When there are no free beds at the local shelter, Sandra sleeps on the bus.

“I get the day pass for $6 – which if you buy at the right time can last you all through the night to the next morning,” she says. “I like it for the quiet …. and the alone time.

“The only downside is that you get woken up at the end of the line and are made to wait 15 minutes to get on the next one,” she says.

As a native of Santa Clara she has seen the area change beyond recognition.

Apple’s new headquarters in Cupertino

It was once known for its orchids, earning it the nickname the Valley of Heart’s Delight. Until the 1960s, it was the largest fruit production region in the world and Del Monte was the biggest employer in town.

Then the tech companies started moving in, growing outward from Stanford University, which had begun nurturing start-ups with grants and academic support.

“Growing up here it was all ranches and orchids, I was a cowgirl. You had everything you could want, and great weather all year round. I don’t blame them all for coming here, but they offer the people who live here nothing,” says Sandra, who is currently completing a building course at an employment centre, which she hopes will lead to a job.

Chris Richardson, director of programme operations at the homeless organisation Downtown Streets, which has been helping Sandra, said: “Hotel 22 is an open secret in the homeless trade – for a couple of bucks people can get a relatively undisturbed night’s sleep.”

He says the problem has become so out of control there are twice as many homeless as there are available beds.
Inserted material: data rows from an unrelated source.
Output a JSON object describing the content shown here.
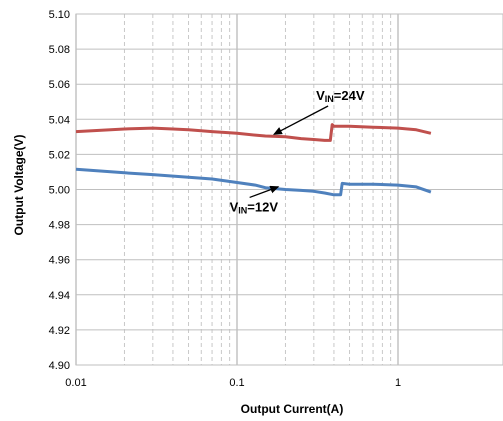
{
  "chart_data": {
    "type": "line",
    "xlabel": "Output Current(A)",
    "ylabel": "Output Voltage(V)",
    "x_scale": "log",
    "xlim": [
      0.01,
      1.6
    ],
    "ylim": [
      4.9,
      5.1
    ],
    "x_ticks": [
      "0.01",
      "0.1",
      "1"
    ],
    "y_ticks": [
      "4.90",
      "4.92",
      "4.94",
      "4.96",
      "4.98",
      "5.00",
      "5.02",
      "5.04",
      "5.06",
      "5.08",
      "5.10"
    ],
    "grid": true,
    "series": [
      {
        "name": "VIN=24V",
        "color": "#c0504d",
        "x": [
          0.01,
          0.02,
          0.03,
          0.04,
          0.05,
          0.07,
          0.1,
          0.13,
          0.15,
          0.2,
          0.25,
          0.3,
          0.35,
          0.38,
          0.39,
          0.4,
          0.5,
          0.7,
          1.0,
          1.3,
          1.6
        ],
        "y": [
          5.033,
          5.0345,
          5.035,
          5.0345,
          5.034,
          5.033,
          5.032,
          5.031,
          5.0305,
          5.03,
          5.029,
          5.0285,
          5.028,
          5.028,
          5.037,
          5.036,
          5.036,
          5.0355,
          5.035,
          5.034,
          5.032
        ]
      },
      {
        "name": "VIN=12V",
        "color": "#4f81bd",
        "x": [
          0.01,
          0.02,
          0.03,
          0.05,
          0.07,
          0.1,
          0.13,
          0.15,
          0.2,
          0.25,
          0.3,
          0.35,
          0.4,
          0.44,
          0.45,
          0.5,
          0.7,
          1.0,
          1.3,
          1.6
        ],
        "y": [
          5.0115,
          5.0095,
          5.0085,
          5.007,
          5.006,
          5.004,
          5.0025,
          5.001,
          5.0,
          4.9995,
          4.999,
          4.998,
          4.997,
          4.997,
          5.0035,
          5.003,
          5.003,
          5.0025,
          5.0015,
          4.9985
        ]
      }
    ],
    "annotations": [
      {
        "main": "V",
        "sub": "IN",
        "rest": "=24V",
        "x": 0.31,
        "y": 5.051,
        "arrow_to_x": 0.17,
        "arrow_to_y": 5.0315
      },
      {
        "main": "V",
        "sub": "IN",
        "rest": "=12V",
        "x": 0.09,
        "y": 4.9875,
        "arrow_to_x": 0.18,
        "arrow_to_y": 5.0015
      }
    ]
  }
}
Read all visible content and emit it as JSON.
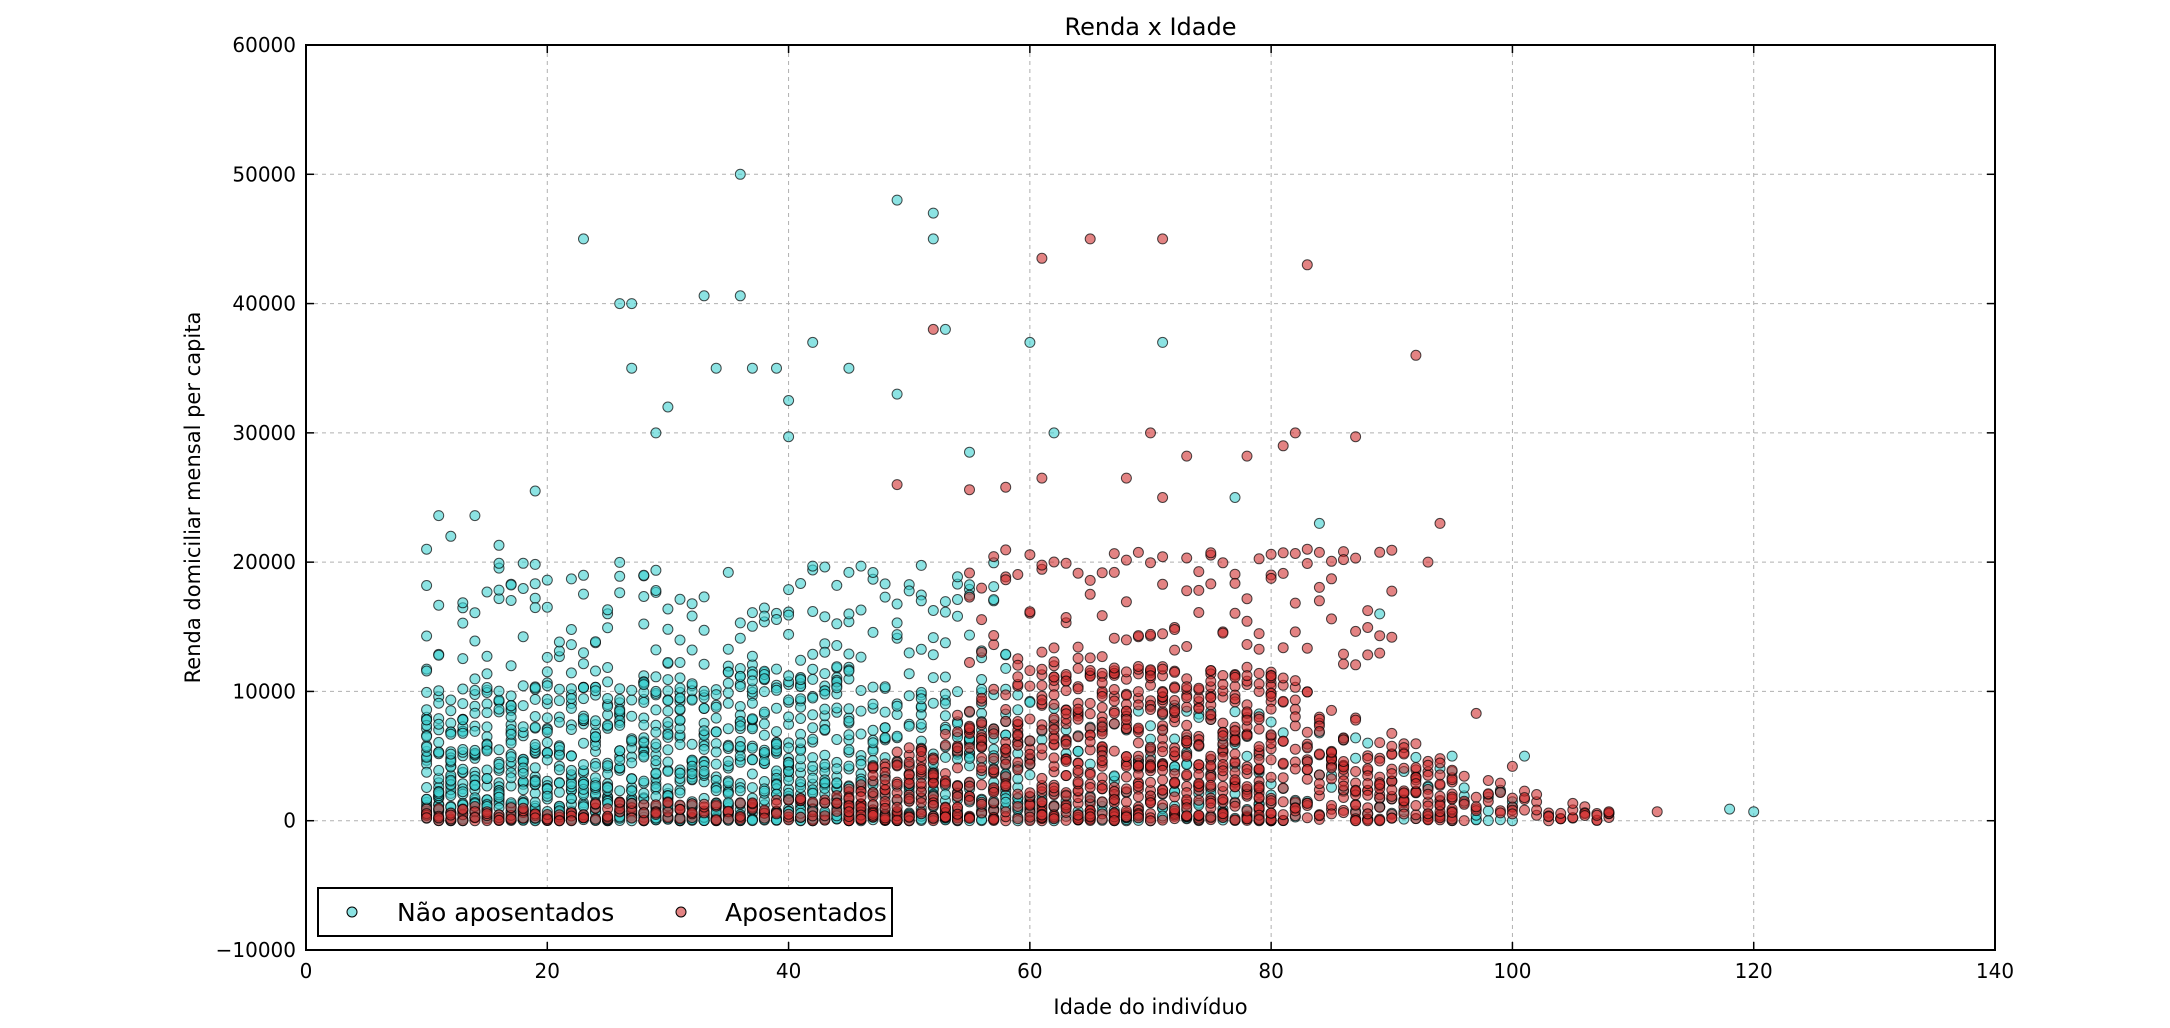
{
  "chart_data": {
    "type": "scatter",
    "title": "Renda x Idade",
    "xlabel": "Idade do indivíduo",
    "ylabel": "Renda domiciliar mensal per capita",
    "xlim": [
      0,
      140
    ],
    "ylim": [
      -10000,
      60000
    ],
    "xticks": [
      0,
      20,
      40,
      60,
      80,
      100,
      120,
      140
    ],
    "yticks": [
      -10000,
      0,
      10000,
      20000,
      30000,
      40000,
      50000,
      60000
    ],
    "grid": true,
    "legend": {
      "placement": "lower-left",
      "columns": 2
    },
    "series": [
      {
        "name": "Não aposentados",
        "color": "#40d0d0",
        "marker": "circle",
        "dense_region": {
          "x_range": [
            10,
            60
          ],
          "y_range": [
            0,
            10000
          ]
        },
        "outliers": [
          [
            10,
            21000
          ],
          [
            11,
            23600
          ],
          [
            12,
            22000
          ],
          [
            14,
            23600
          ],
          [
            16,
            21300
          ],
          [
            19,
            25500
          ],
          [
            23,
            45000
          ],
          [
            26,
            40000
          ],
          [
            27,
            40000
          ],
          [
            27,
            35000
          ],
          [
            29,
            30000
          ],
          [
            30,
            32000
          ],
          [
            33,
            40600
          ],
          [
            34,
            35000
          ],
          [
            36,
            50000
          ],
          [
            36,
            40600
          ],
          [
            37,
            35000
          ],
          [
            39,
            35000
          ],
          [
            40,
            32500
          ],
          [
            40,
            29700
          ],
          [
            42,
            37000
          ],
          [
            45,
            35000
          ],
          [
            49,
            48000
          ],
          [
            49,
            33000
          ],
          [
            52,
            47000
          ],
          [
            52,
            45000
          ],
          [
            53,
            38000
          ],
          [
            55,
            28500
          ],
          [
            60,
            37000
          ],
          [
            62,
            30000
          ],
          [
            71,
            37000
          ],
          [
            77,
            25000
          ],
          [
            84,
            23000
          ],
          [
            89,
            16000
          ],
          [
            95,
            5000
          ],
          [
            101,
            5000
          ],
          [
            118,
            900
          ],
          [
            120,
            700
          ]
        ]
      },
      {
        "name": "Aposentados",
        "color": "#d03030",
        "marker": "circle",
        "dense_region": {
          "x_range": [
            45,
            100
          ],
          "y_range": [
            0,
            10000
          ]
        },
        "outliers": [
          [
            49,
            26000
          ],
          [
            52,
            38000
          ],
          [
            55,
            25600
          ],
          [
            58,
            25800
          ],
          [
            61,
            43500
          ],
          [
            61,
            26500
          ],
          [
            65,
            45000
          ],
          [
            68,
            26500
          ],
          [
            70,
            30000
          ],
          [
            71,
            45000
          ],
          [
            71,
            25000
          ],
          [
            73,
            28200
          ],
          [
            78,
            28200
          ],
          [
            81,
            29000
          ],
          [
            82,
            30000
          ],
          [
            83,
            43000
          ],
          [
            86,
            20200
          ],
          [
            87,
            29700
          ],
          [
            92,
            36000
          ],
          [
            93,
            20000
          ],
          [
            94,
            23000
          ],
          [
            97,
            8300
          ],
          [
            100,
            4200
          ],
          [
            108,
            700
          ],
          [
            112,
            700
          ]
        ]
      }
    ]
  }
}
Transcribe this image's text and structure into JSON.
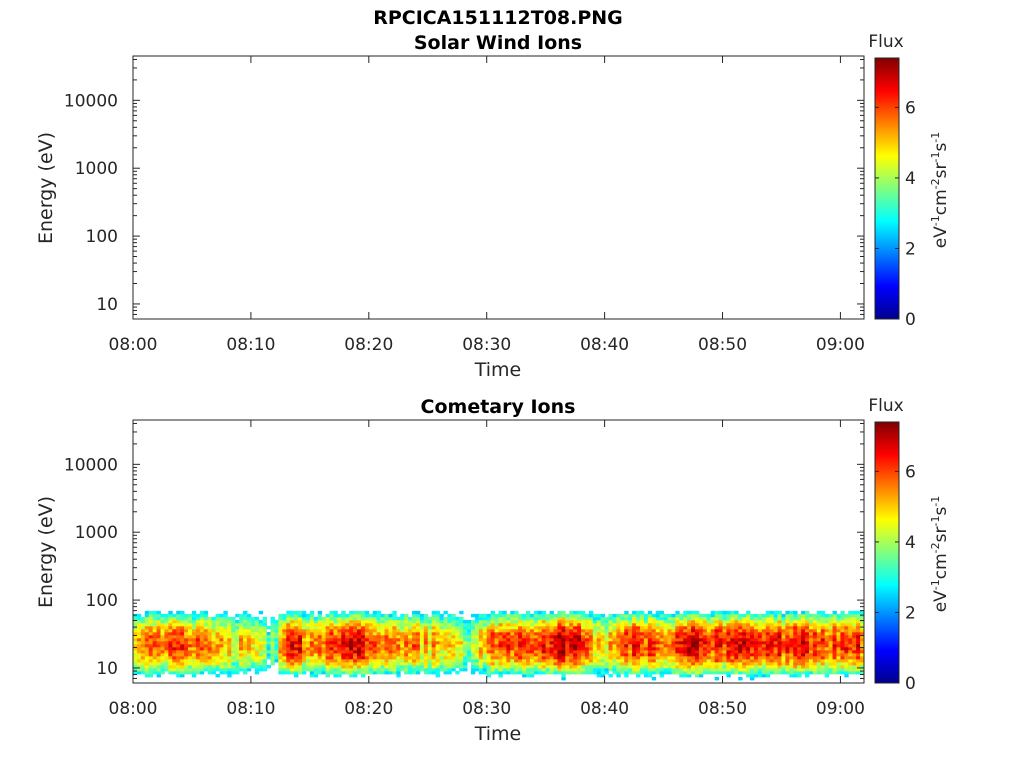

“You see camps of people sleeping rough just two miles from Sergey Brin’s (Google co-founder) house,” he says. “And the irony is, not even his engineers get paid enough to live here.

“We are trying to get tech billionaires involved in what we’re doing. They donate millions to good causes, but almost nothing to the local community they are helping destroy.

“It’s not necessarily their fault, but they are stakeholders in the homelessness problem and have the power and brains to change it.”

Eileen Richardson, Downtown Street’s founder, is a venture capitalist and former tech CEO herself, previously heading up the online music site Napster. She volunteered with the homeless on a sabbatical leave 10 years ago and was so shocked by what she saw she started up her own organisation to help.

At their weekly meeting, the team leader makes an announcement to the some-100 guests gathered – Google is hiring. The company is holding a jobs fair in a few weeks’ time and they are looking for chefs, cooks and cleaners.